Nous terminons nos réflexions sur la définition de la Personnalité en mentionnant un fait dont la force de persuasion est connue : le nom même de ce concept indique la dualité de ses éléments significatifs ! « Personne » est en latin « persona », qu'on a fait à tort dériver de « personare » = retentir à travers; c'était à l'origine le masque à travers lequel l'acteur antique déclamait, puis le rôle qu'il interprétait, et enfin le « caractère », la « personnalité ». Ainsi la désignation de la nature humaine s'est attachée au nom latin du masque tragique, qui ne vit que lorsque s'élève la voix de l'histrion! Passons sur l'indice utile que peut fournir à la métaphysique de la dualité en question cette dualité particulière, et contentons-nous de retenir que le sens primitif de « personne » comprenait en effet deux choses : un masque inanimé en lui-même, et une voix retentissant au travers et qui dans le drame primitif signifiait la voix d'un dieu.
[…]
Définition d'Alain
"Le caractère est littéralement une marque reçue du dehors. Naturellement l'empreinte dépend aussi de l'être qui la subit. Il est donc vrai de dire que le caractère enferme le tempérament et l'humeur; mais ce n'est pas tout dire. Un homme très vigoureux, très puissant, a souvent plus d'humeur que de caractère. Le caractère c'est l'humeur contrainte. Par exemple un horloger d'humeur impatiente prendra un caractère, par la lutte entre ses mouvements naturels et les actions de son métier. De même un militaire d'humeur inégale prendra du caractère. Le caractère est ainsi la marque du métier sur un tempérament et une humeur qui résistent au métier. Le caractère exprime donc bien la nature, mais par une lutte des circonstances contre la nature; et c'est surtout par la famille, le négoce, la fonction que les circonstances contrarient notre nature. Notre caractère doit donc beaucoup à la société; notre nature explosive, ainsi comprimée, est ce qui porte un caractère. Dans une vie sauvage, il y a plutôt de l'humeur. Un grand esprit comme Beethoven a seulement de l'humeur. En Gœthe, au contraire, le corps sait saluer; aussi la nature ne s'y montre que par ruses et voies détournées.
*
Pour Ludwig Klages, par exemple, le caractère, objet de la caractérologie, s'étend à la personnalité entière. Le Senne en a une conception restreinte: «au cours de cet ouvrage, caractère signifiera l’ensemble des dispositions congénitales qui forme le squelette mental d’un homme.»Les trois propriétés constitutives sont l’émotivité, l’activité et le retentissement (fonction primaire ou secondaire des représentations) ; elles forment en se composant 2³ = 8 types, qui doivent recevoir chacun une formule et un nom, auxquels nous ajouterons une illustration. Les voici :
Nerveux: Émotifs-inactifs-primaires/ EnAP/ex. Byron
Sentimentaux: Émotifs-inactifs-secondaires/ EnAS/Amiel
Dans The Varieties of Temperament (New York : Harper ; 1942) le psychologue américain William Sheldon (1898-1977) propose 3 composantes préfixées endo-, méso- et ecto-, en allusion aux trois feuillets embryonnaires : l’endoderme qui mène aux organes digestifs, le mésoderme qui donne le système locomoteur et l’ectoderme qui forme le système nerveux.

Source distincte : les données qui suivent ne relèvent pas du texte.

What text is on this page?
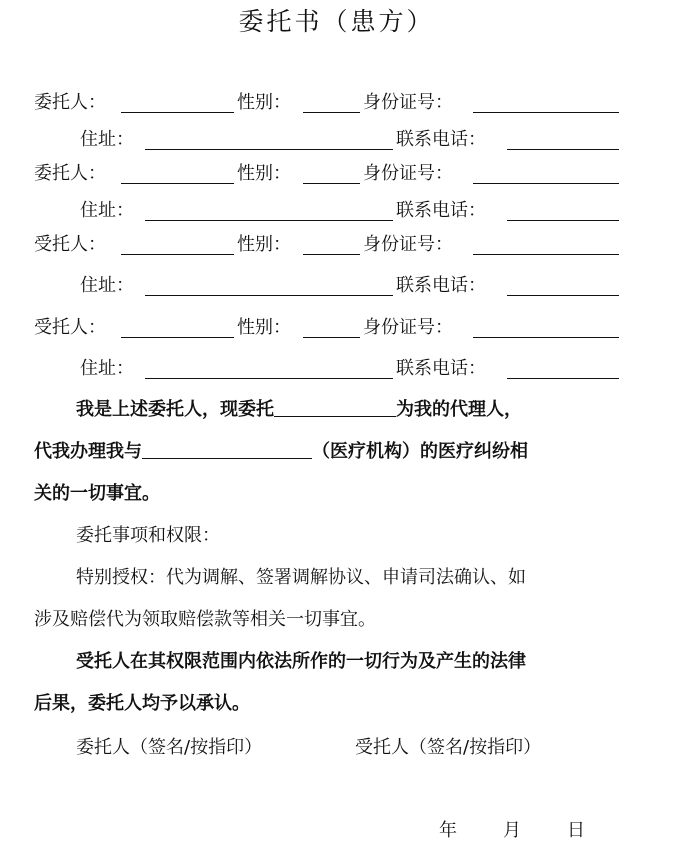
委托书（患方）
委托人：	性别：	身份证号：
住址：	联系电话：
委托人：	性别：	身份证号：
住址：	联系电话：
受托人：	性别：	身份证号：
住址：	联系电话：
受托人：	性别：	身份证号：
住址：	联系电话：
我是上述委托人，现委托	为我的代理人，
代我办理我与	（医疗机构）的医疗纠纷相
关的一切事宜。
委托事项和权限：
特别授权：代为调解、签署调解协议、申请司法确认、如
涉及赔偿代为领取赔偿款等相关一切事宜。
受托人在其权限范围内依法所作的一切行为及产生的法律
后果，委托人均予以承认。
委托人（签名/按指印）	受托人（签名/按指印）
年	月	日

« Le tempérament est le niveau de personnalité qui se situe juste au dessus de la fonction physiologique et au-dessous des attitudes et opinions acquises... La caractérologie est la science du comportement » pp. 4-5
Sheldon a consacré sa carrière à étudier les constitutions physiques et les traits de caractère de milliers d’étudiants et diplômés dans les collèges et universités états-uniens. Il attribuait à chacun une cote de 1 à 7 sur une échelle des trois axes de l’endotonie, de la mésotonie et de l’ectotonie.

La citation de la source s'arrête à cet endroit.